The networks are trained using a deep reinforcement learning model that incentivizes their self-improvement with rewards. In OpenAI Five’s case, those rewards are kills, deaths, assists, last mile hits, net worth, and other stats that track progress in Dota 2.
Interestingly, the five LSTM networks don’t communicate with each other. Instead, a “team spirit” hyperparameter, ranging in value from 0 to 1, determines how much or how little each agent-controlled hero prioritizes individual rewards over the team’s reward.
To prep for the matches, the system plays 180 year’s worth of games every day — 80 percent of its games against itself and 20 percent against its past selves — on a distributed system of 256 Nvidia Telsa P100 graphics cards and 128,000 processor cores (compared to the old Dota bot’s 60,000 cores).
There’s a lot of data to crunch. During a match, each player character can perform dozens of 170,000 possible actions and combined, all heroes on the board complete an average of 10,000 moves each frame. Altogether, OpenAI Five takes into account 20,000 numbers representing all information human Dota players are allowed to access.
OpenAI’s training framework, Rapid, consists of two parts: a set of rollout workers that run a copy of Dota 2 and an LSTM network, and optimizer nodes that perform synchronous gradient descent — an essential step in machine learning — across a fleet of GPUs.
As the rollout workers gain experience, they inform the optimizer nodes, and another set of workers compare the trained LSTM networks, or agents, to reference agents.
In the first few games, the AI-controlled heroes “walk aimlessly around the map,” the OpenAI wrote. After a few hours, though, they master basics like lane defense and farming, and in days learn advanced strategies like rotating heroes around the map and stealing runes — special boosters that spawn on the game map — from opponents.
“People used to think that this kind of thing was impossible using today’s deep learning,” Brockman said.
“But it turns out that these networks [are] able to play at the professional level in terms of some of the strategies they discover … and really do some long-term planning,” said Brockman. “The shocking thing to me is that it’s using algorithms that are already here, that we already have, that people said were flawed in very specific ways.”
A ‘milestone’ for AI
OpenAI Five isn’t the first AI system to beat human opponents at complex games.
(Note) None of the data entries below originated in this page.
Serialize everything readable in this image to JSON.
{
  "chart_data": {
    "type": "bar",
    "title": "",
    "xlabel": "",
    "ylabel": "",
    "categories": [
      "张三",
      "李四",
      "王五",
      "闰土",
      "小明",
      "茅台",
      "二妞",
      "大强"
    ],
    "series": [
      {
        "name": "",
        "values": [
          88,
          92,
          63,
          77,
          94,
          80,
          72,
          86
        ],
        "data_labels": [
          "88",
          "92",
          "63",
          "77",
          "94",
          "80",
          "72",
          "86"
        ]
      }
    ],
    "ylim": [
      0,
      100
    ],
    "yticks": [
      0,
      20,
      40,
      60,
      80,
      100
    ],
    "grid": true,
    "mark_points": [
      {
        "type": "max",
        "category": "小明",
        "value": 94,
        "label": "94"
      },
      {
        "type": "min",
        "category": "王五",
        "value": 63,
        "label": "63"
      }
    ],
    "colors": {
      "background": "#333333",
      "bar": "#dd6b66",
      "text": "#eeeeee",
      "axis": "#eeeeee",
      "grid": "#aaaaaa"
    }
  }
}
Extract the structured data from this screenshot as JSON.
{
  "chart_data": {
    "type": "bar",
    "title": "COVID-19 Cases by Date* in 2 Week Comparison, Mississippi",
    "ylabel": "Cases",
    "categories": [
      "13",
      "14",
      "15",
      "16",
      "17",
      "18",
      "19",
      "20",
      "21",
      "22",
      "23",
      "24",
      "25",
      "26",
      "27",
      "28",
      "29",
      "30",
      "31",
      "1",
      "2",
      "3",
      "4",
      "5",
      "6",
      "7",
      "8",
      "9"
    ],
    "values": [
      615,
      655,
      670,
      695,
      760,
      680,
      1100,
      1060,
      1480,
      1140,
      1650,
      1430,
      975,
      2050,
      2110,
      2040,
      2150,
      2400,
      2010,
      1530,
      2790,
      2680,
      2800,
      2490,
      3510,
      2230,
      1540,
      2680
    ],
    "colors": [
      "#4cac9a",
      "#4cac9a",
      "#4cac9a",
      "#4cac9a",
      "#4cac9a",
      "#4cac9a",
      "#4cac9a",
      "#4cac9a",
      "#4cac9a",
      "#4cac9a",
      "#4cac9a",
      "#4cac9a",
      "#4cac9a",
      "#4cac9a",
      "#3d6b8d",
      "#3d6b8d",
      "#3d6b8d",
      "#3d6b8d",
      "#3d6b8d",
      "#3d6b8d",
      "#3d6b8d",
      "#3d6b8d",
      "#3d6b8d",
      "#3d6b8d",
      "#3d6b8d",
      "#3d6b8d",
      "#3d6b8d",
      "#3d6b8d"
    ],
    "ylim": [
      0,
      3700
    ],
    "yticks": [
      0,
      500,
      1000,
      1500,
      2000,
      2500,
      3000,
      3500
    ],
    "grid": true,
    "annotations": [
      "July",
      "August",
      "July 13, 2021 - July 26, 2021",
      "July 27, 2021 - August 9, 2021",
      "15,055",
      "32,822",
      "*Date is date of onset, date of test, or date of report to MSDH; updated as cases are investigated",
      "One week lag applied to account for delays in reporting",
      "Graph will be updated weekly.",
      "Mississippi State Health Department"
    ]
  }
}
AlphaZero, the deep neural network developed by Alphabet subsidiary DeepMind, achieved a superhuman level of play in chess, shogi, and Go.
Carnegie Melon’s poker-playing Liberatus AI came out thousands of fictional dollars ahead in a month-long series of games with professional card players. And a machine learning method developed by Maluuba, which Google acquired in 2017, was used to create a system that achieved a top score of 999,990 in Ms. Pac-Man — higher than any human player has scored.
But for Brockman, OpenAI Five’s achievement is about more than Dota. It’s a significant step toward AI that can perform much more sophisticated tasks than today’s systems.
“Games have really been the benchmark [in AI research,” Brockman said. "These complex strategy games are the milestone that we … have all been working towards because they start to capture aspects of the real world.”
To that end, OpenAI has its fingers in a number of AI pies. Last year, it developed software that produces high-quality datasets for neural networks by randomizing the colors, lighting conditions, textures, and camera settings in simulated scenes.
(Researchers used it to teach a mechanized arm to remove a can of Spam from a table of groceries.) More recently, in February, it released Hindsight Experience Replay (HER), an open-source algorithm that effectively helps robots to learn from failure.
"You want to end up with systems that impact the real world that can help people, whether it’s elderly care robots or other things that are really going to benefit people,” Brockman said. "AI has the potential to be the most positive thing [humans] have ever created.”